La medida marca un cambio de poder en la relación entre entidades de cobranza y ciudadanos, pues limita la capacidad de estas empresas de recurrir a estrategias intimidatorias o confusas para exigir el pago de obligaciones financieras.

Este anuncio llega en un contexto en el que miles de colombianos enfrentan dificultades económicas y se han visto obligados a recurrir al crédito, pero también a la mora, debido a la pérdida de capacidad adquisitiva.

La decisión de la Superfinanciera responde a denuncias constantes sobre el uso de comunicaciones que simulaban procesos judiciales, amenazas veladas de embargo o mensajes que inducían al error sobre la naturaleza de la deuda.

Superintendencia Financiera de Colombia | Foto: GUILLERMO TORRES

Estas prácticas, además de vulnerar la confianza en el sistema financiero, generaban un ambiente de hostigamiento que afectaba la tranquilidad de los hogares.

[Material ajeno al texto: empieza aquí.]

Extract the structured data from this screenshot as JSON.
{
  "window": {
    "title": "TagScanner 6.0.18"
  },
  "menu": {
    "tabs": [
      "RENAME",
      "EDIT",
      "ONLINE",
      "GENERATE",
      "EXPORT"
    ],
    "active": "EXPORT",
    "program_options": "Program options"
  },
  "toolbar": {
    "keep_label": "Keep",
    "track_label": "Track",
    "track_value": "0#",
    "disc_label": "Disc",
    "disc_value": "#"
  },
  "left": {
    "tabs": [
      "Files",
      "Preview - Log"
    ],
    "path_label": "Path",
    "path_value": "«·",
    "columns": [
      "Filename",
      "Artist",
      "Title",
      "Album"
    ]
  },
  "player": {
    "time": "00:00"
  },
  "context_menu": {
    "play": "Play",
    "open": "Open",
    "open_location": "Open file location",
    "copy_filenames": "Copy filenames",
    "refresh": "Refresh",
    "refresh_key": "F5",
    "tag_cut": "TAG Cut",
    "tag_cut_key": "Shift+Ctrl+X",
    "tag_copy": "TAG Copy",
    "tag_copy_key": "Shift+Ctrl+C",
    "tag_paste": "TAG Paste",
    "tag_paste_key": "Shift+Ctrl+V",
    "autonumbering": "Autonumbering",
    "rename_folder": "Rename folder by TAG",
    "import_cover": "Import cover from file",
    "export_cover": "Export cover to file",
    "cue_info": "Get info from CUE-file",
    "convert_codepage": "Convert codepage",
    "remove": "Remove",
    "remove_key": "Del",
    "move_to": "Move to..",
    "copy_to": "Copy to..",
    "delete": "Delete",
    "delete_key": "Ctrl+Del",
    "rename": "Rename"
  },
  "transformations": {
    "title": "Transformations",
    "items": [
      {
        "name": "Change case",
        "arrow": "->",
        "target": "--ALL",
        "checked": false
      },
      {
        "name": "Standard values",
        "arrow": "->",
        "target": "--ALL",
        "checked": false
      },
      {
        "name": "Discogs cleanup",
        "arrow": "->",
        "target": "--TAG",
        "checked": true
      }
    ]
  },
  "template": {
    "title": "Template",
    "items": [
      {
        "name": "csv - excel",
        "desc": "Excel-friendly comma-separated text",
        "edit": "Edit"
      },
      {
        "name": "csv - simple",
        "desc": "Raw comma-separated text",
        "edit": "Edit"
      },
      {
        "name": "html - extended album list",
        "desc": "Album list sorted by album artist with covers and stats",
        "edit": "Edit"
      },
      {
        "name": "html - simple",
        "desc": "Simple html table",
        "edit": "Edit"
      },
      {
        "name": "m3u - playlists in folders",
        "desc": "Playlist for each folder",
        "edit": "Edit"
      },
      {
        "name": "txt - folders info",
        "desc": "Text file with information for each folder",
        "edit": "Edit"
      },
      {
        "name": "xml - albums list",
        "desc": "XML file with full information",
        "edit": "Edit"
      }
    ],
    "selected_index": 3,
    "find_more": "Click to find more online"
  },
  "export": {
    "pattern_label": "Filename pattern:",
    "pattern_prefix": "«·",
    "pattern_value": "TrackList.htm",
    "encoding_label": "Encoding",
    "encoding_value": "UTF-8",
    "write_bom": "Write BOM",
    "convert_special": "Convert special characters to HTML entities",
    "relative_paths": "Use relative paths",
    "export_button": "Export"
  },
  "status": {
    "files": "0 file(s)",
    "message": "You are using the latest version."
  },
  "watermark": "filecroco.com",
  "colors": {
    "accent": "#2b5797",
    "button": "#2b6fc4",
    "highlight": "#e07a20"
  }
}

Con la nueva regulación, las casas de cobranza deberán ajustar sus métodos a estándares de transparencia y respeto por los derechos de los consumidores, lo que implica un giro en la forma de relacionarse con los deudores.

La medida no significa que las obligaciones desaparezcan ni que los deudores queden exentos de cumplir con sus compromisos, pero sí establece un marco más equilibrado. Ahora, las entidades deberán recurrir a procedimientos claros y legales, sin recurrir a la manipulación emocional o al engaño.

Dentro de ese marco de desarrollo, la Superfinanciera busca fortalecer la confianza en el sistema crediticio y garantizar que el cobro de deudas se realice bajo parámetros de legalidad y respeto.

la decisión representa un alivio frente a la presión indebida que muchas veces los llevaba a tomar decisiones apresuradas o a aceptar acuerdos desfavorables. | Foto: Colprensa

En cuanto a los ciudadanos, la decisión representa un alivio frente a la presión indebida que muchas veces los llevaba a tomar decisiones apresuradas o a aceptar acuerdos desfavorables. Para las casas de cobranza, en cambio, significa una pérdida de poder, pues ya no podrán apoyarse en la intimidación como herramienta de gestión.

Este cambio obliga a las empresas a replantear sus estrategias y a enfocarse en la negociación transparente, lo que podría abrir la puerta a soluciones más justas y sostenibles para ambas partes.

La medida refleja un esfuerzo institucional por equilibrar las relaciones financieras en un país donde el endeudamiento es una realidad creciente. La Superfinanciera reafirma así su papel como garante de los derechos de los consumidores y como regulador que busca evitar abusos en un terreno tan sensible como el crédito.